Alcaraz é, aos 19 anos e quatro meses, o mais jovem número um do ranking mundial masculino

Tim Clayton - Corbis/Getty

Noah Rubin chegou a ser campeão de juniores em Wimbledon, mas nunca entrou no top 100 mundial do ténis e agora anda até pelas catacumbas dos lugares quinhentos-e-tal do ranking. Mas é reconhecidamente um pensador do ténis, um tipo preocupado com a desigualdade que existe na modalidade. E, nas horas vagas, um belo comentador das bolas que vão e vêm nos courts, na sua página de Twitter.

Ainda antes da final do US Open de domingo, Rubin escreveu que Carlos Alcaraz podia muito bem ser o “mais completo jogador” que o ténis já viu. Como se um cientista louco tivesse um dia chegado ao seu laboratório escuro investido em criar um atleta que incorporasse as melhores características de Roger Federer, Rafael Nadal e Novak Djokovic.

“O ténis evoluiu outra vez”, remata Rubin, talvez incrédulo como todos nós, que achávamos que o darwinismo tinha feito uma pausa para dormir uma soneca depois de afinar o Big 3.

Carlos Alcaraz, que há umas horas venceu o seu primeiro título em torneios do Grand Slam, tornando-se, de permeio, no mais jovem número 1 mundial masculino do ténis, com 19 anos e quatro meses (para se perceber a magnitude do feito, o anterior registo era de Lleyton Hewitt, que o fez com mais um ano e quatro meses que o espanhol), parece, de facto, feito de uma improvável combinação de células da solidez de fundo de court de Djokovic, da fantasia e acervo de pancadas e soluções de Federer e do peso de bola e huevos de Nadal. Isto sem nunca deixar de ser apenas um miúdo de um pueblo nas afueras de Múrcia, filho da classe média, com a sua barba adolescente e borbulhas na cara, a tornar em espectáculo cada bola, a sorrir mesmo quando perde um ponto porque o ténis é um desporto tão bonito quando bem jogado, por isso mais vale rir.

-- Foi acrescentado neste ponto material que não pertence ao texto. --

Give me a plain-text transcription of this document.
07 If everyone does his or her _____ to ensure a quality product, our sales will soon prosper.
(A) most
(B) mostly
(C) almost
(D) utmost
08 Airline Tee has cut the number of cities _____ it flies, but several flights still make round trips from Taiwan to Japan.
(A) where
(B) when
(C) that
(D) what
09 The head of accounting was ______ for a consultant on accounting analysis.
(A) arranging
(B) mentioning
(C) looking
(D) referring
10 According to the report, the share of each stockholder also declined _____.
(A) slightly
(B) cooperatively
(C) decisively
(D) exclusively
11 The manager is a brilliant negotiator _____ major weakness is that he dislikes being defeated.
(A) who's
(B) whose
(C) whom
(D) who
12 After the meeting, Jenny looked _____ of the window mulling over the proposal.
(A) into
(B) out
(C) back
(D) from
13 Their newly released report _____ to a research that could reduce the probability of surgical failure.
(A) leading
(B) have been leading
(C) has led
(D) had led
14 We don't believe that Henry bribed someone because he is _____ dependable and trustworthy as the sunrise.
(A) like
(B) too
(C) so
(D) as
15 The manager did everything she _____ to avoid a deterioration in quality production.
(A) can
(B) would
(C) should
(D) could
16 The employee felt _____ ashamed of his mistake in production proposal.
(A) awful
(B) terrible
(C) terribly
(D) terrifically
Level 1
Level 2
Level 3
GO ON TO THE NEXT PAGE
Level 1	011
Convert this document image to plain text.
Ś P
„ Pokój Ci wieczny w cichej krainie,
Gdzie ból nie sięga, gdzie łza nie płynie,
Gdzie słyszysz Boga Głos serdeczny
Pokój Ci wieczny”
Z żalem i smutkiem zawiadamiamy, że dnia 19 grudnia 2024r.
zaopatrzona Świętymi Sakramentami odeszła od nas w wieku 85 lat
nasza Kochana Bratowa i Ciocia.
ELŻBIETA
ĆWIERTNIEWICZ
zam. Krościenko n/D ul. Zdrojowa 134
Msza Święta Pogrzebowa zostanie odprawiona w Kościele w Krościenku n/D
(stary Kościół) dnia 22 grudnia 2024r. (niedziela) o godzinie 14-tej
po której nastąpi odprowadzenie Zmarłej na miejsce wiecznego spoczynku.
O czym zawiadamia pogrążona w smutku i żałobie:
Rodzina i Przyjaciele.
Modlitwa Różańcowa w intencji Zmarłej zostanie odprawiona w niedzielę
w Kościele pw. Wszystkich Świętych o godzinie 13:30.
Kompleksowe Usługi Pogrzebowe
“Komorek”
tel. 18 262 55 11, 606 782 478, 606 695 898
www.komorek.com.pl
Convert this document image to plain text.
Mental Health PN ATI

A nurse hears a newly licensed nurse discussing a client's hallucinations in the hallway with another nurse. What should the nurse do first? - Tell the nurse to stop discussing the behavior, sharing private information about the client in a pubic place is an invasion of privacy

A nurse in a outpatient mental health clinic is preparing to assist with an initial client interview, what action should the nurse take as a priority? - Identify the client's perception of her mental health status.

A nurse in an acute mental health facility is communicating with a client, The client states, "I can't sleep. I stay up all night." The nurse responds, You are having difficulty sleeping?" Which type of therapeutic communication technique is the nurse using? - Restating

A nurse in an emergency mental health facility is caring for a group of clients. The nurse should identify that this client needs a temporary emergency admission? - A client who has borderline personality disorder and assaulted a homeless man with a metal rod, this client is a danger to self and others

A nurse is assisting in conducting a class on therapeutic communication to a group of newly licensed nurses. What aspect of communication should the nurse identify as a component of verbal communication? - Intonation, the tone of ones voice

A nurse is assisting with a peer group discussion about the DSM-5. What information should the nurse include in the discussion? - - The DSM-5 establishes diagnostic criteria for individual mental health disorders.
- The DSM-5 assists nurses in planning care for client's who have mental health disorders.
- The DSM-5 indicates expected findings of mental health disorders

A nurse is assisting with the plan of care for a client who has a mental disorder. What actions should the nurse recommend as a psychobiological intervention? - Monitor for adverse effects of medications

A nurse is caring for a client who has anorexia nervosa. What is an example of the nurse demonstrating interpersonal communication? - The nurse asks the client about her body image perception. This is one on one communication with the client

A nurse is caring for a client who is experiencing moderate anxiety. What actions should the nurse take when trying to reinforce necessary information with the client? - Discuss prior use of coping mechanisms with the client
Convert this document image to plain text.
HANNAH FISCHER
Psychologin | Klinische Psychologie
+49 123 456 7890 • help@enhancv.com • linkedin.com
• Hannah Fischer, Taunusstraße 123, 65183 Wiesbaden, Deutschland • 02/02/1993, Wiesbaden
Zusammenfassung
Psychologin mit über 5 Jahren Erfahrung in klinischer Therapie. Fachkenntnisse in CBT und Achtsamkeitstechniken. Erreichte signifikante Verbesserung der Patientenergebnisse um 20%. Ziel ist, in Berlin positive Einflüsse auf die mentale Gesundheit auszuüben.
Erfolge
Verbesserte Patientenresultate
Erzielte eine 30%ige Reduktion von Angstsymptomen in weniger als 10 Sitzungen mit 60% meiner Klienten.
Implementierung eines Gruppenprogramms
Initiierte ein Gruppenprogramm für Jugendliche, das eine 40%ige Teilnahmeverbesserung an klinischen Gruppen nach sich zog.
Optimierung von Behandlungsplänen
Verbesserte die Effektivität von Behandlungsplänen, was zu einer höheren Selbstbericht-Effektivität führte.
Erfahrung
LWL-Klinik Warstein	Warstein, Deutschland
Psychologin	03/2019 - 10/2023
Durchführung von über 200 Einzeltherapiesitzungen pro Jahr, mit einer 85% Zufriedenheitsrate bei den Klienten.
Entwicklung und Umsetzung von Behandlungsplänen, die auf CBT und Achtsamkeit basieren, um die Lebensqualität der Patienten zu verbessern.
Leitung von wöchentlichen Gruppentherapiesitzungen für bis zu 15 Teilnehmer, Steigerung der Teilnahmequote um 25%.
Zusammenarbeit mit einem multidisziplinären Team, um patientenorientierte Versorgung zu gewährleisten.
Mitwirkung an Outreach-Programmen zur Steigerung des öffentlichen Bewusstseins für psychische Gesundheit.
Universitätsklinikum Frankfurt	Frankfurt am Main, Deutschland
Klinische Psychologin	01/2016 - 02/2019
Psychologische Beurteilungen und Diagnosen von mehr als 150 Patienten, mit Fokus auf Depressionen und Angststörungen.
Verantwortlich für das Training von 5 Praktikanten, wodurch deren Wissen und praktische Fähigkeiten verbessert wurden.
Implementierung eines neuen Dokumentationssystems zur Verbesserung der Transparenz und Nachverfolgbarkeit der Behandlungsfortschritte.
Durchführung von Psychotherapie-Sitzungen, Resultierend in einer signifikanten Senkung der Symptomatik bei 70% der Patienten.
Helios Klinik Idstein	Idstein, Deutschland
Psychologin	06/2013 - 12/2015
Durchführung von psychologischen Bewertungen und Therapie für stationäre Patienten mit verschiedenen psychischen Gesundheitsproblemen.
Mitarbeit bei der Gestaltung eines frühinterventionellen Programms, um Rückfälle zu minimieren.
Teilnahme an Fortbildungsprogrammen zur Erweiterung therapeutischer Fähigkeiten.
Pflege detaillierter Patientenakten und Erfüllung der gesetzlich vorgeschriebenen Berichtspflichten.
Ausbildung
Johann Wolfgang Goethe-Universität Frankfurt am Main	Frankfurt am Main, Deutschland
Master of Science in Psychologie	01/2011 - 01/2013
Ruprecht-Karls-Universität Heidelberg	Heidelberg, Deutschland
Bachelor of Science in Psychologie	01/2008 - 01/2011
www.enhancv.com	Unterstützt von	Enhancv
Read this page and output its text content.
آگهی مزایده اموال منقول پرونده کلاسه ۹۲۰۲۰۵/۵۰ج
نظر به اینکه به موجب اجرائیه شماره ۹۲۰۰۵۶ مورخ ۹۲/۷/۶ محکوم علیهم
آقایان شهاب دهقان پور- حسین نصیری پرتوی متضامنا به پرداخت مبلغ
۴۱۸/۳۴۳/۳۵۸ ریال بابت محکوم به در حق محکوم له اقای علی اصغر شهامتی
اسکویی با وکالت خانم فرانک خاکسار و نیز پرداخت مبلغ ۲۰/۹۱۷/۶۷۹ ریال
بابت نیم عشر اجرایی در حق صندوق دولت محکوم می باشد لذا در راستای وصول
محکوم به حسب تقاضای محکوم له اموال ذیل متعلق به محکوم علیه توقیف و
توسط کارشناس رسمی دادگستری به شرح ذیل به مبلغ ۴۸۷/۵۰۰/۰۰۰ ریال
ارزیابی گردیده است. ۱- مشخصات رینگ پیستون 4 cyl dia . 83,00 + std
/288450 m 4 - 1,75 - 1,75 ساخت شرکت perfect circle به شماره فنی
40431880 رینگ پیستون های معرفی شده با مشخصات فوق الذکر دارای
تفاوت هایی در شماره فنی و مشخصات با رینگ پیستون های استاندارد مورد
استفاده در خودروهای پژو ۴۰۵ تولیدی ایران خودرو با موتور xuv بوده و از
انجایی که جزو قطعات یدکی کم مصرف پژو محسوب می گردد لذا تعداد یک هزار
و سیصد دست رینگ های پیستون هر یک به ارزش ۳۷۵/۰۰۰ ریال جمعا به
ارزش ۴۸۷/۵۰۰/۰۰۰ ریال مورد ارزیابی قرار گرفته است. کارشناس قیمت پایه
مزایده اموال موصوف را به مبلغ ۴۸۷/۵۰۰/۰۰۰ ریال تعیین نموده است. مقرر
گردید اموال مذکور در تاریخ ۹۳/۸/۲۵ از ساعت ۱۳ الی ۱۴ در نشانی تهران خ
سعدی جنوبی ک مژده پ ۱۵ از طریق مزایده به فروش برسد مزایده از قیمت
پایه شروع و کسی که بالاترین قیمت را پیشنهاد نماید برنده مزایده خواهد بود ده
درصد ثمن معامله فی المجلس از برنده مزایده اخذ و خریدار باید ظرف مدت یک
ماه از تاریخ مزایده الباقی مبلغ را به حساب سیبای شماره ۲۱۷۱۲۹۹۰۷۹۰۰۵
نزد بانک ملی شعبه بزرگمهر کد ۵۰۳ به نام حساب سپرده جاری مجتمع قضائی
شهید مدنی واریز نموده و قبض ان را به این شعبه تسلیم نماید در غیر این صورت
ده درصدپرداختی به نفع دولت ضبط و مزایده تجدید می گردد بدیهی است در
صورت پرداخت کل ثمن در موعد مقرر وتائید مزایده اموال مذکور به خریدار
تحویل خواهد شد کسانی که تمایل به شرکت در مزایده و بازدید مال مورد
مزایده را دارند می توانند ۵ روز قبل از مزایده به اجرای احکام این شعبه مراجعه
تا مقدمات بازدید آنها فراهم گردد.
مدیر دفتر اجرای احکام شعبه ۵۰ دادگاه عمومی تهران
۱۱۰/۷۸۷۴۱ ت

E é por isso que Carlos Alcaraz é o futuro do ténis. Exatamente por não, não parecer um robô ou uma criatura feita por um qualquer Dr. Frankenstein que leu demasiado David Foster Wallace. Ele é carne e osso, um tipo se rasga todo para chegar a uma bola e a devolve com um tweener, que arrisca as pancadas que outros temem, que ousa defender break points com drop shots. Nem sempre lhe corre bem - o pior é que muitas vezes corre -, mas é por loucuras como estas que na meia-final com Frances Tiafoe, tenista da casa, o público de Nova Iorque estava dividido, com o coração ao lado daquele rapaz transbordante de carisma e que, ainda por cima, ganha.

Mas talvez o mais impressionante na vitória de Carlos Alcaraz no domingo, frente a Casper Ruud, o norueguês que é um tenista muito mais espanhol do que o murciano, tenha sido a inteligência. Fisicamente diminuído depois de maratonas de cinco sets nos três encontros anteriores, a Alcaraz pareceu faltar frescura algures entre o segundo e o terceiro sets. Os amorties deixaram de entrar, as bolas que antes beijariam as linhas começaram a sair demasiado longas. E aí, Carlitos percebeu que tinha de deixar de ser feiticeiro para ser hitman. Mais Nadal que Federer. Mais pragmático. O derradeiro set talvez tenha ficado a dever ao espectáculo, mas Alcaraz meteu medo. Aos 19 anos, não se deixou sugar pelo abismo, teve a força mental para perceber que as finais, afinal, são para se ganhar. Aos 19 anos, volto a repetir, e naquela que é verdadeiramente a sua primeira temporada a tempo inteiro no circuito.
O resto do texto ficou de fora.